The mining giant has revised down its 2019 guidance for Pilbara shipments to 333-343 million tonnes, down from 338-350 million tonnes.

Rio has also reported a 14 per cent reduction in Pilbara iron ore shipments compared to the same period last year.

The drop is due to a slower ramp up and ongoing disruption to shipments caused by weather in March and a fire at Cape Lambert A in January this year.

The effects should continue until the second quarter of 2019.

“Our iron ore business faced several challenges at the start of this year, particularly from tropical cyclones,” Rio Tinto chief executive JS Jacques said.

“The quarterly operational performance in our other products was solid, generally higher than last year.
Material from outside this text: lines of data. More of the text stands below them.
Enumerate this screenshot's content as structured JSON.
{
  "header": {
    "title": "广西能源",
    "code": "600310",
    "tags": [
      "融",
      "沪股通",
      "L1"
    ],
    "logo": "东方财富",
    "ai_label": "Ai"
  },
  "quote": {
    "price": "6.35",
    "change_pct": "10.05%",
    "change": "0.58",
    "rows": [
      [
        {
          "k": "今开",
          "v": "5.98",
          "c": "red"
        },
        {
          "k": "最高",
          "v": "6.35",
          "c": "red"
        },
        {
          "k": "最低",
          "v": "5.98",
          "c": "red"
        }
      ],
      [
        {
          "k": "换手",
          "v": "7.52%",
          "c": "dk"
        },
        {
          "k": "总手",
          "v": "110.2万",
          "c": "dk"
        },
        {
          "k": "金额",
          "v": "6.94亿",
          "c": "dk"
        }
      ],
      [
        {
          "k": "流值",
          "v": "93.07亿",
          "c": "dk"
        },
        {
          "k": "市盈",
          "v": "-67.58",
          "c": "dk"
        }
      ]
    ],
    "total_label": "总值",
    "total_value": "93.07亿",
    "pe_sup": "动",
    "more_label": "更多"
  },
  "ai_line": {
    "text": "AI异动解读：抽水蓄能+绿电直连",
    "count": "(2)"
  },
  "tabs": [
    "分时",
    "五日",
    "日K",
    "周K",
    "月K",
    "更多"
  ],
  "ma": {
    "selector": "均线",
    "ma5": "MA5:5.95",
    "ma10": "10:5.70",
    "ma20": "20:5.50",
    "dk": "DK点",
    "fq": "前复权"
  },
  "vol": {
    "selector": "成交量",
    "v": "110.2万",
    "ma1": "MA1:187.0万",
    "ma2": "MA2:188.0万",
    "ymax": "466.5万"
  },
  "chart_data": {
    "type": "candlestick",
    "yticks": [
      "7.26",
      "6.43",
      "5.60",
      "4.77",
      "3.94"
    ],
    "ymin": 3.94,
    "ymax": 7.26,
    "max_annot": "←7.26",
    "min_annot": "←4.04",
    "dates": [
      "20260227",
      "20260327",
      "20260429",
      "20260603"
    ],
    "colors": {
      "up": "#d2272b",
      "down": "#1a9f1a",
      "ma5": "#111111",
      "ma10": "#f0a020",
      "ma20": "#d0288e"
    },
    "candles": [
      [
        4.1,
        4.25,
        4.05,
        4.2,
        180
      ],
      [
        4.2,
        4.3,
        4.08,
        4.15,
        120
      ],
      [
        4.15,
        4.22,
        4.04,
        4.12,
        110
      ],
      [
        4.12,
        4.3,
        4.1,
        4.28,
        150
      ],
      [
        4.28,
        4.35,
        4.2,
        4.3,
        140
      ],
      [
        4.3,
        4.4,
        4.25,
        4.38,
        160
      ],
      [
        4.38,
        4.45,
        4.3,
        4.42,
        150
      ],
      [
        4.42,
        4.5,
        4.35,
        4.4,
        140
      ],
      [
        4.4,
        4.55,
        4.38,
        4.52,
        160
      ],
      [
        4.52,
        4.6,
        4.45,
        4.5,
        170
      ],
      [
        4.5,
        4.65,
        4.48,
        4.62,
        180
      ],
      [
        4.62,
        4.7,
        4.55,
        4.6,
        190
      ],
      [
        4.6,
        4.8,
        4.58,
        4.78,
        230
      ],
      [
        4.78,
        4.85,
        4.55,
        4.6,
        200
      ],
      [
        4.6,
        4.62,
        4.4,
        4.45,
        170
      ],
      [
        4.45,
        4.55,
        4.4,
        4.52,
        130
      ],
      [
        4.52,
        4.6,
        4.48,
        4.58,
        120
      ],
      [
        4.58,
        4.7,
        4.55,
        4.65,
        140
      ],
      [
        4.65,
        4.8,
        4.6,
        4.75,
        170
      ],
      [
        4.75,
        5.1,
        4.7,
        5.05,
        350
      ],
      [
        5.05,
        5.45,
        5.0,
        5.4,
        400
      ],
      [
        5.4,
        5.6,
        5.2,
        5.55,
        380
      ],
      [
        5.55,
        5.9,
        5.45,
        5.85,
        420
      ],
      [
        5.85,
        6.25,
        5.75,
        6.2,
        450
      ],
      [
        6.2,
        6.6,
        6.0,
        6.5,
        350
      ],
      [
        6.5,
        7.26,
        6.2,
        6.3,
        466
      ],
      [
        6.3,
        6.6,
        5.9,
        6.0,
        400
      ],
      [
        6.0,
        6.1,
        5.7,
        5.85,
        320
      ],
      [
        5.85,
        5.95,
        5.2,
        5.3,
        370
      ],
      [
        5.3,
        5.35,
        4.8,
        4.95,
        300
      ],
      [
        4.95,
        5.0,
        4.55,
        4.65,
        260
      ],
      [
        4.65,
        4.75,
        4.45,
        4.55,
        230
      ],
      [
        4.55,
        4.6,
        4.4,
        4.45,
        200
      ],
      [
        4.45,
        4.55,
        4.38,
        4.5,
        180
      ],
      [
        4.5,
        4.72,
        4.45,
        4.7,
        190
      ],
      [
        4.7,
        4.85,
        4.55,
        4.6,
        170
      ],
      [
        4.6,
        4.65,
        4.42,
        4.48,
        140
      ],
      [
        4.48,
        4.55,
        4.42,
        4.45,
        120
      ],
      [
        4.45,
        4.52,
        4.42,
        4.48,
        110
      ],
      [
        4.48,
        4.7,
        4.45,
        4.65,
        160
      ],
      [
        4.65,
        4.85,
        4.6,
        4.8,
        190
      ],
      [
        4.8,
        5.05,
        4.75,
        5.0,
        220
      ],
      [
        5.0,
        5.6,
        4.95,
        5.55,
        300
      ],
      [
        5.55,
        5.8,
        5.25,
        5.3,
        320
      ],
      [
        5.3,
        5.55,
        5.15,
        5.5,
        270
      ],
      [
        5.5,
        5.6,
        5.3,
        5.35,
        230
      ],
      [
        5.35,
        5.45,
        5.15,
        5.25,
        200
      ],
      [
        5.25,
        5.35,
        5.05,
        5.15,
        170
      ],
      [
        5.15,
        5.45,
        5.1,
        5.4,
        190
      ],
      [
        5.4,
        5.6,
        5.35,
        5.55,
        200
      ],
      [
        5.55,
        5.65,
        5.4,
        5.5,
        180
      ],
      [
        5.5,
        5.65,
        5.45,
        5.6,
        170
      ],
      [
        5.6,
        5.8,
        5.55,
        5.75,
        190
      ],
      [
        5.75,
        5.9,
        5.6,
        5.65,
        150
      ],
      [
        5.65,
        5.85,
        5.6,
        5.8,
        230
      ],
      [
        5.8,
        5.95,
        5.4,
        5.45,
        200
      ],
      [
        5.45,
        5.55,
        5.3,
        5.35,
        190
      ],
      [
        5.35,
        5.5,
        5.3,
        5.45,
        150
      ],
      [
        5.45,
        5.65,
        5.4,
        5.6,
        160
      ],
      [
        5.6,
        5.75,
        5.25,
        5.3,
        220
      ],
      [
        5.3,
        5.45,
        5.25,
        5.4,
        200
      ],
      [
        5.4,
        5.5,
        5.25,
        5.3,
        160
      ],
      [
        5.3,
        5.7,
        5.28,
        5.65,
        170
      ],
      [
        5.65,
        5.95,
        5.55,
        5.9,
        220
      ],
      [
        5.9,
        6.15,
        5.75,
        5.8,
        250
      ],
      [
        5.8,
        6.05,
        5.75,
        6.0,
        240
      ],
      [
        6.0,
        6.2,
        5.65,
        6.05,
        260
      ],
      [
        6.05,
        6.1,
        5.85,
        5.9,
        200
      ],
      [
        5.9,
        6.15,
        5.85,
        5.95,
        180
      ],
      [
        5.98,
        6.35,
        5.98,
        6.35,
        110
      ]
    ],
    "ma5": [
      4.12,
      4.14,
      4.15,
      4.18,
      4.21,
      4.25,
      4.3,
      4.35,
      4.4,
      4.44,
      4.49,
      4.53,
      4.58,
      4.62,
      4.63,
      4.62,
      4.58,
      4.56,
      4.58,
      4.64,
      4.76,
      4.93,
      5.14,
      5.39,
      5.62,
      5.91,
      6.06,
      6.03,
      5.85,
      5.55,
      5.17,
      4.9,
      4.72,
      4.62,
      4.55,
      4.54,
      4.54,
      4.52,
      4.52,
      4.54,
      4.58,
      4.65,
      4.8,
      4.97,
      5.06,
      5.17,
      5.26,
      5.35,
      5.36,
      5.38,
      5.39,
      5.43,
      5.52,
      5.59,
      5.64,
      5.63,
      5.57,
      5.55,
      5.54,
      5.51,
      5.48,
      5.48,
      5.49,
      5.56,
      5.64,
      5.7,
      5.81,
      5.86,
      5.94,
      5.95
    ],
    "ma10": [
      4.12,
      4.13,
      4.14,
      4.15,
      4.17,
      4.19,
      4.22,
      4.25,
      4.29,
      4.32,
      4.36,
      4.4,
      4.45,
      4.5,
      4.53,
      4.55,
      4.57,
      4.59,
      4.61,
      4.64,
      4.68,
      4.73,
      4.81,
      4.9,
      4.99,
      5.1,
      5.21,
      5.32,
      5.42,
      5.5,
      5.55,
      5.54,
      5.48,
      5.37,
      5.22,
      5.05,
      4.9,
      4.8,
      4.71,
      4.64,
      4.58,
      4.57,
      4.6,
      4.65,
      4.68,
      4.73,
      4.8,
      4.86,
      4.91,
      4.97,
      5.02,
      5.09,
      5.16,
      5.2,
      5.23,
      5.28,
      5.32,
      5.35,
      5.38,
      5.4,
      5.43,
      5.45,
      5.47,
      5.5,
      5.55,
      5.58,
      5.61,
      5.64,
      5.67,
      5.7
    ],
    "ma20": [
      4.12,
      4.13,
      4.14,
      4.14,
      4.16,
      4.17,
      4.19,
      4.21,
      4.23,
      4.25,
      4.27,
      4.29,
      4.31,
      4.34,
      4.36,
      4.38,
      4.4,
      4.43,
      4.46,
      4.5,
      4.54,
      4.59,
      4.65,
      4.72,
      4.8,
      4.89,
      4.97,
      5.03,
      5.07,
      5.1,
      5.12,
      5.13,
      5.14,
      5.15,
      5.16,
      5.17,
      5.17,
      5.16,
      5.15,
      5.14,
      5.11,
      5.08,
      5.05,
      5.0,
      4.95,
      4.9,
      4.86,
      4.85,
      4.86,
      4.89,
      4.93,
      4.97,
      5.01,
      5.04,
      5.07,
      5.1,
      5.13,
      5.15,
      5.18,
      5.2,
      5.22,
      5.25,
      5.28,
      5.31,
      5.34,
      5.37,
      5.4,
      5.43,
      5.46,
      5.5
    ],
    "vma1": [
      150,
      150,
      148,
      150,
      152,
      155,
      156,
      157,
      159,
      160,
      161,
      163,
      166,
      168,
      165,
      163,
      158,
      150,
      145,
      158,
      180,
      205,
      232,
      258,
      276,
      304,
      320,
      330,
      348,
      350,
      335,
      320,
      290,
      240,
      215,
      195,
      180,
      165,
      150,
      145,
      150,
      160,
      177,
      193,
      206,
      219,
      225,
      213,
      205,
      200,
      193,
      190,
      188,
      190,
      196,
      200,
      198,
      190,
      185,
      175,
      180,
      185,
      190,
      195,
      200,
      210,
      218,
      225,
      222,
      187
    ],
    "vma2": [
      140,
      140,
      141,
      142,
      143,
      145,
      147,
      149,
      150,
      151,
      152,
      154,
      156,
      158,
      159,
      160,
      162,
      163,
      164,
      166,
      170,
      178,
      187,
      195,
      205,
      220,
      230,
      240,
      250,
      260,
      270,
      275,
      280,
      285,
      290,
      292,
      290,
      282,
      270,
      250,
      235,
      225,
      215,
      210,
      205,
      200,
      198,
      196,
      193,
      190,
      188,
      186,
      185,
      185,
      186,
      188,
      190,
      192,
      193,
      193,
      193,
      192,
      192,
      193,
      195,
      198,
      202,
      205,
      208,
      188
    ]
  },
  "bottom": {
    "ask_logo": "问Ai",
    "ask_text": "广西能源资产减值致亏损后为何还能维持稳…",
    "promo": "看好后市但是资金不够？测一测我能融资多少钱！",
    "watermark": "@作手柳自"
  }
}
Our focus remains on safety, delivering our ‘value over volume’ strategy and allocating capital with discipline.”

Tropical Cyclone Veronica hit between Karratha and Port Hedland on March 24, affecting Rio Tinto’s operations as well as those of Fortescue Metals Group and BHP.

Rio says it recovery work was then knocked off schedule by Tropical Cyclone Wallace, nearly 300 kilometres off Western Australia’s north-west coast in April.

Iron ore prices have surged after a series of supply shocks, especially the collapse of Vale’s Brumadinho mine tailings dam in Brazil in January 2019.